Sostituire alla parola pubblico quelle di pubblici, collettività, comunità, nella convinzione che il pubblico in astratto non esista, ma esistano delle persone, ognuna con i suoi desideri, i suoi bisogni e le sue aspettative specifiche.
- Ribadire la qualità intellettuale del lavoro di tutte le professionalità coinvolte nel museo, comprese le aree non prettamente curatoriali, in una logica di proficua coopetition. Il rapporto con gli sponsor, con i comitati scientifici e con i consigli di amministrazione dovrebbe essere di mutuo dialogo e collaborazione.
- Coniugare ricerca di alto livello e divulgazione di alto livello, nel nome della qualità progettuale e del display e degli strumenti informativi senza cedere da una parte alla tentazione del mainstream e del blockbuster ad ogni costo, dall’altra a quella della nicchia e dell’autoreferenzialità, per creare quella “fiducia” del pubblico che consenta di portarlo in territori nuovi e non ovvii senza però disorientarlo con proposte troppo respingenti e poco leggibili. Senza rinunciare, quindi, a priori alle grandi mostre, creare un palinsesto che le alterni con progetti meno altisonanti costruendo una relazione di reciprocità tra aspettativa e proposta.
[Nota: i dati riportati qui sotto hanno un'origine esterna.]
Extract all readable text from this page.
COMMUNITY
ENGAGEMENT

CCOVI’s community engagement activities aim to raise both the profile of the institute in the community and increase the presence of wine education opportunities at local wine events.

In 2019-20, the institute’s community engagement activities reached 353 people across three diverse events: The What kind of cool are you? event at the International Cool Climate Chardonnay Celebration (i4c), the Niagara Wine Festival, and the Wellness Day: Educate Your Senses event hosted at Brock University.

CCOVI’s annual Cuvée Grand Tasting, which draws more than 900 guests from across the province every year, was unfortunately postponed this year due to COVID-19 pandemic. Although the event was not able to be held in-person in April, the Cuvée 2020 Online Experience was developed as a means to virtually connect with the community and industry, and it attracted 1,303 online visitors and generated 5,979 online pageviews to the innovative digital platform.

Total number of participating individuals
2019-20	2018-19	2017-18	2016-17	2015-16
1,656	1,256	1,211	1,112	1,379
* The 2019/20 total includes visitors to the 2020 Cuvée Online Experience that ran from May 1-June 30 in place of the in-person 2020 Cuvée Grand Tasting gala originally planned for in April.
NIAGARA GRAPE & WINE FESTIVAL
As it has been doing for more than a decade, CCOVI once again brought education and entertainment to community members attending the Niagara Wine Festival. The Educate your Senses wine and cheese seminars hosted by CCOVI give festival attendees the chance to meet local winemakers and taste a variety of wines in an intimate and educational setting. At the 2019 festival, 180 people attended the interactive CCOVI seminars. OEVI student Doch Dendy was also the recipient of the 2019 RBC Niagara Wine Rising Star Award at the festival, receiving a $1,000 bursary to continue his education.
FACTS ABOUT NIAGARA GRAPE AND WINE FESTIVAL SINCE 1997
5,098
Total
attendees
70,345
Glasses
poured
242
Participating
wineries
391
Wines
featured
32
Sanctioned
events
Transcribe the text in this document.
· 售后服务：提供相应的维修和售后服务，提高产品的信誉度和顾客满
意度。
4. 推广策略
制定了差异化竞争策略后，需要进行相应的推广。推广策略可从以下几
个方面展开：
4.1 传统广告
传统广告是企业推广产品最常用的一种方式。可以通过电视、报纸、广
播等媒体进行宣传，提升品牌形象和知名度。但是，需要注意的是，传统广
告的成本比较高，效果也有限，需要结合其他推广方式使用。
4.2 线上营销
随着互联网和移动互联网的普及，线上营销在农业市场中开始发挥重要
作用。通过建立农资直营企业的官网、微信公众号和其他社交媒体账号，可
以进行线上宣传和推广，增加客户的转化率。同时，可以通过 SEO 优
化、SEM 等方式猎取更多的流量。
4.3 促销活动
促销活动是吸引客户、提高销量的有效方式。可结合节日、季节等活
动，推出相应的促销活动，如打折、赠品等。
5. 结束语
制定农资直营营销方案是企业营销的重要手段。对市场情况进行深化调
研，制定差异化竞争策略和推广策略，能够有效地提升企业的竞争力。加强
- Più che alla soddisfazione delle persone bisogna pensare al loro coinvolgimento, lavorando sempre di più agli strumenti di divulgazione e anche alla loro potenzialità come riflessioni estetiche autonome, in questo senso si potrebbe chiedere la collaborazione degli artisti anche a questa parte del lavoro.
- Evitare che la proposta culturale manchi di responsabilità intellettuale, ricordandosi sempre che la selezione porta con sé l’onere di un impegno che si basa su un rapporto di fiducia, altrimenti si ricade nel pericolo del tradimento della comunità di riferimento.
- Il museo deve accettare la sfida di diventare migrante, un’eterotopia permeabile, senza pensare che un museo aperto sia per forza “ferito”. Va cambiato il modo di raccontare il museo, chiarendo meglio gli obiettivi non solo strategici, ma più propriamente narrativi, recuperando anche la possibilità di narrazione senza che rimanga una sola strategia di marketing.
- Istituire un osservatorio, che potrebbe dipendere dall’Università così da evitare conflitti di interesse, per analizzare e comparare le entrate dei musei italiani e avere uno strumento scientifico che possa rispondere a logiche indipendenti di ricerca.
- L’accoglienza dovrebbe essere sempre più plurale, uscire dal museo, recuperare la “piazza”, fino ad entrare nelle vite stesse delle persone, anche tramite corsi di avvicinamento all’arte, ribadendo un valore condiviso e condivisibile dell’arte e creando nuovi spazi di opportunità sia dentro che al di fuori dell’istituzione.
- Concentrarsi maggiormente sull’“audience development” fidelizzando il proprio pubblico ma soprattutto costruendo nuovi pubblici con un atteggiamento che con confonda “qualità” con “difficoltà”, nella convinzione che la qualità non dipenda solo dalla scelta dell’artista o del tema ma da come questi sono sviluppati.